Date of Award

Spring 1-1-2015

Document Type


Degree Name

Doctor of Philosophy (PhD)


Aerospace Engineering Sciences

First Advisor

Dale A. Lawrence

Second Advisor

William K. Wilkie

Third Advisor

Jay W. McMahon

Fourth Advisor

James D. Meiss

Fifth Advisor

Daniel J. Scheeres


Solar sails enable or enhance exploration of a variety of destinations both within and without the solar system. The heliogyro solar sail architecture divides the sail into blades spun about a central hub and centrifugally stiffened. The resulting structural mass savings can often double acceleration verses kite-type square sails of the same mass. Pitching the blades collectively and cyclically, similar to a helicopter, creates attitude control moments and vectors thrust. The principal hurdle preventing heliogyros' implementation is the uncertainty in their dynamics. This thesis investigates attitude, orbital and structural control using a combination of analytical studies and simulations. Furthermore, it quantifies the heliogyro's ability to create attitude control moments, change the thrust direction, and stably actuate blade pitch. This provides engineers a toolbox from which to estimate the heliogyro's performance and perform trades during preliminary mission design. It is shown that heliogyros can create an attitude control moment in any direction from any orientation. While their large angular momentum limits attitude slewing to only a few degrees per hour, cyclic blade pitching can slew the thrust vector within a few minutes.

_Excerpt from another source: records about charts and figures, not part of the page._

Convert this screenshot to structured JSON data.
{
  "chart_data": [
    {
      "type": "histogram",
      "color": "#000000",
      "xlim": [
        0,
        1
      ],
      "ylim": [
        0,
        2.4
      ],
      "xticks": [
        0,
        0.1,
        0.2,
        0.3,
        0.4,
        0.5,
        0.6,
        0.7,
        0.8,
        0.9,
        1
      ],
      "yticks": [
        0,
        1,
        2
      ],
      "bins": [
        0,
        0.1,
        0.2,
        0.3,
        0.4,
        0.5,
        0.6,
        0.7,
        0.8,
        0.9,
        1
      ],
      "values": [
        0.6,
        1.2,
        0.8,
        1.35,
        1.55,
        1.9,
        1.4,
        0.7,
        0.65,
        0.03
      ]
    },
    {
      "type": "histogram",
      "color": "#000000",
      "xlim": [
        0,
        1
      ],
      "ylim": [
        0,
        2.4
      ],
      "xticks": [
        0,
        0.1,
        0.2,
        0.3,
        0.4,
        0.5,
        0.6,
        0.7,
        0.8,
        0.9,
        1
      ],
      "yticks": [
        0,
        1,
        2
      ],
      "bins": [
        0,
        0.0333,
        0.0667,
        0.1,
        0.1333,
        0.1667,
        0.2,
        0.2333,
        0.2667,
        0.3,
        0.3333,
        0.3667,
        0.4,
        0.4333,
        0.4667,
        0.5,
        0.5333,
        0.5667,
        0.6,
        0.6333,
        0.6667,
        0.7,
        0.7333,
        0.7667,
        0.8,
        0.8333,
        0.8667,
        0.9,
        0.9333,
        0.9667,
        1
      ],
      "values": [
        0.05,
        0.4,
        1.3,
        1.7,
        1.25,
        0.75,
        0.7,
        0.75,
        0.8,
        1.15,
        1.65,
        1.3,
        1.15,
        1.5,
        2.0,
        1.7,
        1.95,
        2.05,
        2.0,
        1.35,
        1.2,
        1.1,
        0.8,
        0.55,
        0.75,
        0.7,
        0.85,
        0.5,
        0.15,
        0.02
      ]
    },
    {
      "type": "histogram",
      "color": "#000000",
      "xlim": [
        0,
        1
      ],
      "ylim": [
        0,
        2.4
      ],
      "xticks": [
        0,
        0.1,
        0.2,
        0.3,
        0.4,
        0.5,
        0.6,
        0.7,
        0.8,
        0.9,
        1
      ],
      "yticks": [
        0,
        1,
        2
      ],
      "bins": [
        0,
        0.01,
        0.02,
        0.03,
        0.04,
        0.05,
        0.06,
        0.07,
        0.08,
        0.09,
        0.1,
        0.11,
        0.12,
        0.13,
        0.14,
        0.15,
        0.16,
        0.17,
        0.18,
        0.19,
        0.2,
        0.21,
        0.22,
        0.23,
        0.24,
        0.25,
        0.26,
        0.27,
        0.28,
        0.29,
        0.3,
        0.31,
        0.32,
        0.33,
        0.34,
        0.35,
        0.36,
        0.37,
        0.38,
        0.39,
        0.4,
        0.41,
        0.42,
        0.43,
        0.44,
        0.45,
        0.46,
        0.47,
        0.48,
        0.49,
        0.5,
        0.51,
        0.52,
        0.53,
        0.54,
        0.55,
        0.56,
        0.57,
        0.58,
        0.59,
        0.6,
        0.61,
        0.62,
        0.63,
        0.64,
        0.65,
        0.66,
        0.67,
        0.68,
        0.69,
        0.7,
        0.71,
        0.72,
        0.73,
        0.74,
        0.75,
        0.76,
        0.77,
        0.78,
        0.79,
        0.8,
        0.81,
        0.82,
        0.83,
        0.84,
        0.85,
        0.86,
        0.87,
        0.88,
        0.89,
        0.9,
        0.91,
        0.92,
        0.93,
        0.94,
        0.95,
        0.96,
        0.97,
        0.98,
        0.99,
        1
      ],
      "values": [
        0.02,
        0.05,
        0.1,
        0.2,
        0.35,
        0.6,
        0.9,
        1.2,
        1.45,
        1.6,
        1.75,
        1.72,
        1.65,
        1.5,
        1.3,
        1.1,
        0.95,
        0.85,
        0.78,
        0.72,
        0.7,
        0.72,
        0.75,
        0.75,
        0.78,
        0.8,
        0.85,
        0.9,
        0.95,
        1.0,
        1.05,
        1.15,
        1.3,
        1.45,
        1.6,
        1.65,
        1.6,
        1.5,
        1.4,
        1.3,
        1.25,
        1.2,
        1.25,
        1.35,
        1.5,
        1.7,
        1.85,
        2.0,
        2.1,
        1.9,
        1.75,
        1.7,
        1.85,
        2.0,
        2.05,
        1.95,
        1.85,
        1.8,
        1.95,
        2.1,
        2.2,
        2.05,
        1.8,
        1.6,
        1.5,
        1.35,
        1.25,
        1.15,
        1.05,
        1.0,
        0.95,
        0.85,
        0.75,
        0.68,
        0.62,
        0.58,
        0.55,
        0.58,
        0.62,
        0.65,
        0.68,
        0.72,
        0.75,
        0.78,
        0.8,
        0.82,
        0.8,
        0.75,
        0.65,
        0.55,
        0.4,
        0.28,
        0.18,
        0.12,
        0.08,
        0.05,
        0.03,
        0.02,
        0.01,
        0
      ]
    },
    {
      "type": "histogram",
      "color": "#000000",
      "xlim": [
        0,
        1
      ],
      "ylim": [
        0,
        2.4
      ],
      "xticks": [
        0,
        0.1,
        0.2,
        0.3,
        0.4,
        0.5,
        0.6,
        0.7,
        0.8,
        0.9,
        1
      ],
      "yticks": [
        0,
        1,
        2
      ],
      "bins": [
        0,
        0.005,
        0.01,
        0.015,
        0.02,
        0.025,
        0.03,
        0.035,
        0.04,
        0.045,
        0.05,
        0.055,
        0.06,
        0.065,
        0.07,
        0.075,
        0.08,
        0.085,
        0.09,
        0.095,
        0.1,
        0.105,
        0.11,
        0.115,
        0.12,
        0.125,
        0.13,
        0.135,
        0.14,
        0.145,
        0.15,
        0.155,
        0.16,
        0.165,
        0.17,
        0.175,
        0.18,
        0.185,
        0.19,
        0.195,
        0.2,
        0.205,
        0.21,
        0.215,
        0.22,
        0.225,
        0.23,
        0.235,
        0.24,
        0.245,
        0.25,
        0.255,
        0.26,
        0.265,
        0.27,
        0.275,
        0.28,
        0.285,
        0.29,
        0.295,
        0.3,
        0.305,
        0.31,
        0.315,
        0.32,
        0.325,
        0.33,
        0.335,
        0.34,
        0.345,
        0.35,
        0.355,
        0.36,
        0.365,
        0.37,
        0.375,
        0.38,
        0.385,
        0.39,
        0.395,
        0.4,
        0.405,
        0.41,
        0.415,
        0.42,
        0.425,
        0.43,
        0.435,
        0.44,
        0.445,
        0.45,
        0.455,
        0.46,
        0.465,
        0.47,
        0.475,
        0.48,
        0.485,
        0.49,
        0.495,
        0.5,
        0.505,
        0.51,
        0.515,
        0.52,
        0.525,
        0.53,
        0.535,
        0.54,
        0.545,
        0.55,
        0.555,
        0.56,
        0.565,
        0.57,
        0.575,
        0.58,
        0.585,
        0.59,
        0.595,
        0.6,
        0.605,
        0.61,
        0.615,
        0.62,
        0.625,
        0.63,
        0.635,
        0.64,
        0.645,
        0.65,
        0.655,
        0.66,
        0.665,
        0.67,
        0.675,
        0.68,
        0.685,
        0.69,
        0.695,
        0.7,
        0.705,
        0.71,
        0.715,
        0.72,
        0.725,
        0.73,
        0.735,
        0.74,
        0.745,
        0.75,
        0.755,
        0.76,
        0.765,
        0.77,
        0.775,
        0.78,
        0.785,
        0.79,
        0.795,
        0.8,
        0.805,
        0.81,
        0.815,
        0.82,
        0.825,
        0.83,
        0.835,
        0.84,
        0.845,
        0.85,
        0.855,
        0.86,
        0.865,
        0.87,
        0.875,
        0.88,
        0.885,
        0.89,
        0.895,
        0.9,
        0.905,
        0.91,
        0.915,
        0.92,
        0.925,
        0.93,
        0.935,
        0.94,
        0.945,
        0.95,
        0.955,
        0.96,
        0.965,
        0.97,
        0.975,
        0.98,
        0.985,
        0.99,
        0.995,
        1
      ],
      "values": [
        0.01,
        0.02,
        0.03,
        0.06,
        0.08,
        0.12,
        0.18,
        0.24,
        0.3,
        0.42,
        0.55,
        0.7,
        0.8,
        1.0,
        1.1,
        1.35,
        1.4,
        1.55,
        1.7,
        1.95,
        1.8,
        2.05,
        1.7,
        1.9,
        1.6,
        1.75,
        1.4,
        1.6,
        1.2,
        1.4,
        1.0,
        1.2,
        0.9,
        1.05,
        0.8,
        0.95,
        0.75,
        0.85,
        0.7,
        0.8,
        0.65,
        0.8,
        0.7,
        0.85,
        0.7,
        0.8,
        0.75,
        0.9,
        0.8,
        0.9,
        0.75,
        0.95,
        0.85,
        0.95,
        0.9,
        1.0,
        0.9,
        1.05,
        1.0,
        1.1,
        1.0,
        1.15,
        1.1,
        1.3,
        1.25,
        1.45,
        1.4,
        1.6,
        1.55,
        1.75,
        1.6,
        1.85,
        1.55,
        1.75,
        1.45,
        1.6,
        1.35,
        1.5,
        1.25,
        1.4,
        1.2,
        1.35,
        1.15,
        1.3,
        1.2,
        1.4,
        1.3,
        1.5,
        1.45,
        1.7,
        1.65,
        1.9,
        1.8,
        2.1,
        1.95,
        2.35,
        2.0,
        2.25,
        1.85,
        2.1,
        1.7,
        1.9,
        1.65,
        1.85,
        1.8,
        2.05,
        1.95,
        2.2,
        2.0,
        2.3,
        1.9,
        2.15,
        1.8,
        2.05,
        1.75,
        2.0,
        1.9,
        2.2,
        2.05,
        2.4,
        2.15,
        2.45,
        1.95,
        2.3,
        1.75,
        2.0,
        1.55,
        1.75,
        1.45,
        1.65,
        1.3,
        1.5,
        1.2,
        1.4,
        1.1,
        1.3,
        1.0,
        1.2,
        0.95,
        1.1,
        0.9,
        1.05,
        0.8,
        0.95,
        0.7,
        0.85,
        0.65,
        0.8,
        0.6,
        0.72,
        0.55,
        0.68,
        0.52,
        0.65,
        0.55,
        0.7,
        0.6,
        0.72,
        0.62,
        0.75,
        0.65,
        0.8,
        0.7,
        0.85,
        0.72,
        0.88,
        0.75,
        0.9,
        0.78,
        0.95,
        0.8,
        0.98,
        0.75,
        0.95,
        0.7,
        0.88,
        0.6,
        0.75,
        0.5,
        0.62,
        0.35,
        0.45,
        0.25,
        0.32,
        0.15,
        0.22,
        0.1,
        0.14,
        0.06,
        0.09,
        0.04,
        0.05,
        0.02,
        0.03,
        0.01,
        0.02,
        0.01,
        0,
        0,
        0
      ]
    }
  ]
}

This approach is only 13% less efficient than slewing a square sail during Earth escape, so it does not offset the overall acceleration benefits of heliogyros. Lastly, a root pitch motor should be able to settle torsional disturbances within a few rotations and achieve thrust performance comparable to that of flat blades. This work found no significant dynamic hurdles for heliogyros, and it provides key insight into their practical capabilities and limitations for future mission designers.